Algures na infância, um tio divertido avisou-me: todos temos um gêmeo no mundo. Alguém igual a nós —fisicamente falando— embora com uma vida diferente da nossa.

Não sei onde é que ele foi buscar essa ideia. Mas a ideia ficou —e comigo cresceu. Lembro-me de pensar: onde estará o meu gêmeo? Em Portugal? No Brasil?

E como será? Que vida terá? Mais rico? Mais pobre? Terá pais e irmãos? E a testa dele? Será mesmo tão alta quanto a minha?

Sempre que viajava para o exterior, ficava alerta. Quando estivesse caminhando por uma rua, entrando no restaurante, aguardando na fila de um aeroporto, o meu gêmeo cruzaria comigo.

Sou paranoico desde criança, eu sei. Mas o que dizer de Jordan Peele? Precisamente: ele é o mestre da paranoia. Peele é o negro mais judaico que eu conheço.

Lembremos "Corra!", filme que fez sucesso de crítica e que vi duas vezes. Só gostei à segunda. Nele, ele retrata a condição dos negros nos Estados Unidos.

Ilustração
Angelo Abu/Folhapress

Então encontramos Chris, que namora Rose. Chris é negro. Rose é branca. Quando se aproxima o fim de semana para conhecer a família dela, Chris está nervoso. Rose tranquiliza os seus medos: os pais votaram em Barack Obama. Os pais são progressistas, apesar de terem um exército de empregados negros em casa que agem de forma bizarra.
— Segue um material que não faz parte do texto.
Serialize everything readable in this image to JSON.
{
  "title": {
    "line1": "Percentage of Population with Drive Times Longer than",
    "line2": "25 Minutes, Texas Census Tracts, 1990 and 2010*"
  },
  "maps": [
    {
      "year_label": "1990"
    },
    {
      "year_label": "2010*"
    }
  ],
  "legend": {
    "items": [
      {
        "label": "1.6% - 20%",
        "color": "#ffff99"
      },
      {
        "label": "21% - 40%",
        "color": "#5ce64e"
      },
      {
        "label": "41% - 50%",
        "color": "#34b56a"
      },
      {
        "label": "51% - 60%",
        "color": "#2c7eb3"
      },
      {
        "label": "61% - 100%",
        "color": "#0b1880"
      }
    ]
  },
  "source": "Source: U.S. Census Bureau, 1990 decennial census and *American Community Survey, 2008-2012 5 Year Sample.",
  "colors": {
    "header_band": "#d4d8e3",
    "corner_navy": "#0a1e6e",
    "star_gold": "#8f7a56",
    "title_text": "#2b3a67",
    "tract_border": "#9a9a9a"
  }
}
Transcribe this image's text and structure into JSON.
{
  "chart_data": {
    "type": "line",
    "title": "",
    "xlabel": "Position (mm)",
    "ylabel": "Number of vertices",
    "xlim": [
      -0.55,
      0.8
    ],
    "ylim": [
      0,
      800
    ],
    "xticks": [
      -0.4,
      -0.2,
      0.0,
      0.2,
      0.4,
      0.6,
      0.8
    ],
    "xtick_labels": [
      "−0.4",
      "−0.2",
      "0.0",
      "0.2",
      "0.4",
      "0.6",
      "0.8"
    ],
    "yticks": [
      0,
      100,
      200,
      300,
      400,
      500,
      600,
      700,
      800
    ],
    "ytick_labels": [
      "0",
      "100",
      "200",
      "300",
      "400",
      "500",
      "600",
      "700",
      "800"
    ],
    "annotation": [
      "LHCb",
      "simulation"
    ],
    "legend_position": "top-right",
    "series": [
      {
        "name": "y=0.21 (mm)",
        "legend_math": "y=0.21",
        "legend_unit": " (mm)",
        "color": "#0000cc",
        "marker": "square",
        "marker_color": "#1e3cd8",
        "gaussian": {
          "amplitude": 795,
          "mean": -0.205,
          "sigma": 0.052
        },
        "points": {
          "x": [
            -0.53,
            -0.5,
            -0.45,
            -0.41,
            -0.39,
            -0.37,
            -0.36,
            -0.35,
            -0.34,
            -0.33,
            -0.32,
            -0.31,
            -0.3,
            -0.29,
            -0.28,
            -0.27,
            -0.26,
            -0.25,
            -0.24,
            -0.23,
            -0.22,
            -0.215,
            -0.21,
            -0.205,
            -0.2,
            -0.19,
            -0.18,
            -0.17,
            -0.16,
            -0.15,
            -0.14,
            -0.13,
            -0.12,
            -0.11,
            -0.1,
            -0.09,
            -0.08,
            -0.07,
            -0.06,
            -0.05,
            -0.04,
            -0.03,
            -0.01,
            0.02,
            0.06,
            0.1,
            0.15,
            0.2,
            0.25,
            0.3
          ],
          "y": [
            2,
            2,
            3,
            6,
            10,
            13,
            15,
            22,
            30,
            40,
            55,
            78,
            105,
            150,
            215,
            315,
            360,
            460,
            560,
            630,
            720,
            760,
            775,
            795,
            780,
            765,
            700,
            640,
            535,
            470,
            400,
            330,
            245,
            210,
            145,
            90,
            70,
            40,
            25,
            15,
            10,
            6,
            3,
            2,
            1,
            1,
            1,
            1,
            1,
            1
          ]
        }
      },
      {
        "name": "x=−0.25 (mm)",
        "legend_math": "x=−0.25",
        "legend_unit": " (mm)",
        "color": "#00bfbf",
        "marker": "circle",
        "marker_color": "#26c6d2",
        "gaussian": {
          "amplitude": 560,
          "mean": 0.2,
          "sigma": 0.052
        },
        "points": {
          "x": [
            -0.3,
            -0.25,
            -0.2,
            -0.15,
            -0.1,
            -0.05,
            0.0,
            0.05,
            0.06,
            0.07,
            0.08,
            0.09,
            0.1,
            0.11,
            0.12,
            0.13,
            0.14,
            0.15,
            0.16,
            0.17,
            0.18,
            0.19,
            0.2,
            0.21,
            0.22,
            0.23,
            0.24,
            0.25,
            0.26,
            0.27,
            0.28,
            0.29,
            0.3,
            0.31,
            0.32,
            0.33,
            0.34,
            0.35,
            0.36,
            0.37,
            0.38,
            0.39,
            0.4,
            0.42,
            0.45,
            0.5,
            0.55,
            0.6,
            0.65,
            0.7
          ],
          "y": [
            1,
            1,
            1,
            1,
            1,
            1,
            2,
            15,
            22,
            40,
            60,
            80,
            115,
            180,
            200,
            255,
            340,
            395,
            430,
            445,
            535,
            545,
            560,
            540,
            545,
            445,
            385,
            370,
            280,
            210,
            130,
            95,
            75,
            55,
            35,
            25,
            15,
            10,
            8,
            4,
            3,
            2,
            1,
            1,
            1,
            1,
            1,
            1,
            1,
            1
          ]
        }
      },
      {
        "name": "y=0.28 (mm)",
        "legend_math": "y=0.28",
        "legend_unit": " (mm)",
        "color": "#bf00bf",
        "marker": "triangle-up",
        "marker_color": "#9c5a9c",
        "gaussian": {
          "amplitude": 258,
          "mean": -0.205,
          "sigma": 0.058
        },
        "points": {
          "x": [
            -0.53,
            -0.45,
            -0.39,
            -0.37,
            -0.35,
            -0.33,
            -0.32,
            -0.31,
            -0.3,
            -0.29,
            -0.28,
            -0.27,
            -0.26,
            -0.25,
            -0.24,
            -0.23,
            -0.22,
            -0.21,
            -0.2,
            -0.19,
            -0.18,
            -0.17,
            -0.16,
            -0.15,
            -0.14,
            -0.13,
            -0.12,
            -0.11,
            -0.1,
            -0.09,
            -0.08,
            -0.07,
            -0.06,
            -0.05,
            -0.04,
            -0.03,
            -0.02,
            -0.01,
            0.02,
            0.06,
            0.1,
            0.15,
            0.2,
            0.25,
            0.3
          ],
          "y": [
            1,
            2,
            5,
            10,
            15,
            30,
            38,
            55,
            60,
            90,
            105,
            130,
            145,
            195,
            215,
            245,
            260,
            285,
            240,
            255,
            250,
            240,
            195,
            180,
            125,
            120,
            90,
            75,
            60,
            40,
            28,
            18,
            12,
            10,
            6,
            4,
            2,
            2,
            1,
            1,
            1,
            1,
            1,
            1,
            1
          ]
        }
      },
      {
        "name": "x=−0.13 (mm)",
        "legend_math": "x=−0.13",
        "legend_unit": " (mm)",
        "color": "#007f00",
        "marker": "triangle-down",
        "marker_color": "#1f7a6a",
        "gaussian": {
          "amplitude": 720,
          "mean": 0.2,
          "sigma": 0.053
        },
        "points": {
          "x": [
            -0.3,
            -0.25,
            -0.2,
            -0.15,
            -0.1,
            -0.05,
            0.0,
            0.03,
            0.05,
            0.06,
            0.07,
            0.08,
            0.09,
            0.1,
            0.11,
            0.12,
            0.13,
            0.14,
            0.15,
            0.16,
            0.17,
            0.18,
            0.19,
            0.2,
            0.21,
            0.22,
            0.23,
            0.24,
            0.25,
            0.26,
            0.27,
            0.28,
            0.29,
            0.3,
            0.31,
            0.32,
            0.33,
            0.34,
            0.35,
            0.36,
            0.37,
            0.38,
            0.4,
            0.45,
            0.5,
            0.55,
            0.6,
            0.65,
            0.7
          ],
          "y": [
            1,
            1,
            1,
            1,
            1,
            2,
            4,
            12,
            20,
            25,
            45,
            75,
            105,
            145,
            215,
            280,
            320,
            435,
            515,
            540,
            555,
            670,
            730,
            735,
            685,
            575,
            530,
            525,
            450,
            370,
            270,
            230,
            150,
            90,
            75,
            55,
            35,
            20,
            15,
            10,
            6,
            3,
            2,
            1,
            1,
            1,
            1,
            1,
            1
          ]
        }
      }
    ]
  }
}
O que acontece a seguir é um festival de horror que não conto. Mas a mensagem de Peele, sempre servida por um fundo paródico (e autoparódico), é que ninguém —leia-se: nenhum negro americano— está a salvo.

Da primeira vez que assisti a isso, não comprei a tese vitimária de Peele. Da segunda, comprei tudo. Quem disse que as nossas paranoias têm de ser reais —para os outros? Elas são reais para nós, e o que interessa é a verdade subjetiva de quem cria. E o talento, claro, que Jordan Peele tem em abundância.

O mesmo vale para "Nós", o filme mais recente do diretor. Só que, desta vez, Peele abre o foco e enfrenta o país inteiro (o título original, "Us", tanto pode significar "Nós" como um acrônimo de "United States").

E se, em "Corra!", a principal divisão era racial, em "Nós" a diferença que interessa é de "classe".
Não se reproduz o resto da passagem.